Dans une récente interview accordée à la publication Die Neue Süddeutsche Zeitung, la célèbre politologue Hélène Landemore met en lumière la crise profonde qui sévit au sein de la démocratie française, mettant en garde contre une révolution imminente à moins que la constitution ne fasse l’objet d’amendements essentiels.
En réfléchissant aux événements tumultueux de ces dernières années, notamment le mouvement des gilets jaunes et les manifestations généralisées contre la réforme des retraites, Landemore souligne la nature évolutive des manifestations en France qui se sont intensifiées et rallongées, témoignant d’un problème profond sous-jacent.
Landemore, une Française expatriée qui mène actuellement des recherches à l’Université Yale, livre une analyse critique du système politique français, mettant en évidence une faille inhérente : une concentration excessive du pouvoir entre les mains de la présidence.
Cette centralisation de l’autorité restreint les voies d’expression disponibles pour le peuple français, contribuant à une perception du gouvernement en tant qu’adversaire. Même après 225 ans, des vestiges de monarchie persistent, limitant davantage la capacité du peuple français à exprimer ses préoccupations. Par conséquent, les rues deviennent le théâtre de la dissidence constante.
S’appuyant sur des contextes historiques, Landemore éclaire la culture politique unique de la France, qui a façonné une perception collective du président en tant que sauveur ou figure héroïque. Ce sentiment trouve ses racines dans le passé révolutionnaire, avec des figures telles que l’ancien président Charles de Gaulle exemplifiant cet idéal. La Constitution de 1958, élaborée en tenant compte de ces personnalités, perpétue cette dynamique erronée.
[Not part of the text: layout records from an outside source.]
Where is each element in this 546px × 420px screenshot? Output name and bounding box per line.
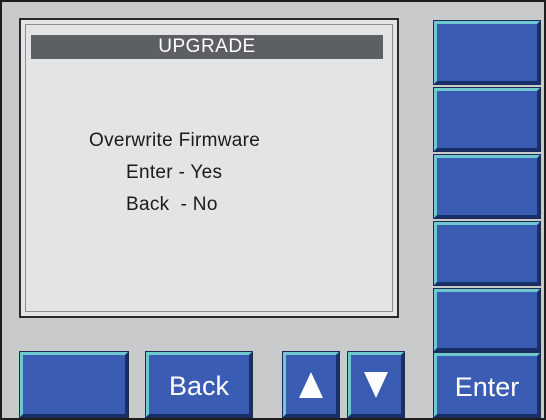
side-soft-key-1[interactable] — [433, 20, 541, 85]
bottom-soft-key-blank[interactable] — [19, 351, 129, 418]
lcd-screen: UPGRADE Overwrite Firmware Enter - Yes B… — [19, 18, 399, 318]
side-soft-key-5[interactable] — [433, 288, 541, 352]
up-arrow-icon — [299, 371, 323, 398]
enter-button[interactable]: Enter — [433, 352, 541, 418]
down-button[interactable] — [347, 351, 405, 418]
side-soft-key-2[interactable] — [433, 87, 541, 152]
side-soft-key-3[interactable] — [433, 154, 541, 219]
message-line-enter-yes: Enter - Yes — [126, 162, 223, 183]
message-line-overwrite: Overwrite Firmware — [89, 130, 261, 151]
up-button[interactable] — [282, 351, 340, 418]
down-arrow-icon — [364, 371, 388, 398]
side-soft-key-4[interactable] — [433, 221, 541, 286]
screen-title: UPGRADE — [31, 35, 383, 59]
back-button[interactable]: Back — [145, 351, 253, 418]
device-panel: UPGRADE Overwrite Firmware Enter - Yes B… — [0, 0, 546, 420]
message-line-back-no: Back - No — [126, 194, 218, 215]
Selon Landemore, les manifestations témoignent de l’engagement du peuple français plutôt que de son apathie. Au lieu de rester passifs, ils sont poussés par le désespoir, considérant les manifestations de rue comme leur seul recours. Ce passage à des moyens d’expression plus vigoureux met en évidence les limites du système démocratique actuel en France.
Pour remédier à ces préoccupations pressantes, Landemore préconise une refonte constitutionnelle qui donne aux citoyens la possibilité d’exprimer leurs opinions et d’assumer davantage de responsabilités. Elle propose la mise en place de référendums en tant qu’outils transformateurs de la culture politique corrompue. Mais le système de référendum actuel, initié par le président, limité dans sa portée et facultatif, ne répond pas aux véritables principes démocratiques.
Landemore souligne le manque de confiance mutuelle au sein du système politique français, illustré par l’attitude du Président Macron, qui témoigne d’un sentiment de méfiance et de condescendance envers les citoyens. Ce sentiment s’est manifesté lors des débats nationaux initiés par Macron en 2019 à la suite des manifestations des gilets jaunes. Notamment, l’immigration, une question importante pour les Français, a été exclue des sujets ouverts à la discussion. Cette exclusion perpétue davantage un sentiment de désenfranchissement parmi la population.
Bien que Macron ait initialement fait preuve de volonté de compromis lors des débats, Landemore note son écart progressif par rapport à la résolution des problèmes fondamentaux. Elle exprime l’espoir que ces discussions puissent être institutionnalisées, car les sondages indiquent un soutien généralisé parmi les citoyens français.
En conclusion, Landemore met en garde contre le risque d’une révolution imminente en France si des révisions constitutionnelles ne sont pas entreprises. Une telle révolte pourrait ressembler aux manifestations des gilets jaunes, mais pourrait prendre une forme plus violente de mécontentement populaire.
Une action urgente est nécessaire pour préserver l’avenir de la démocratie française, garantissant une transformation substantielle de la culture politique.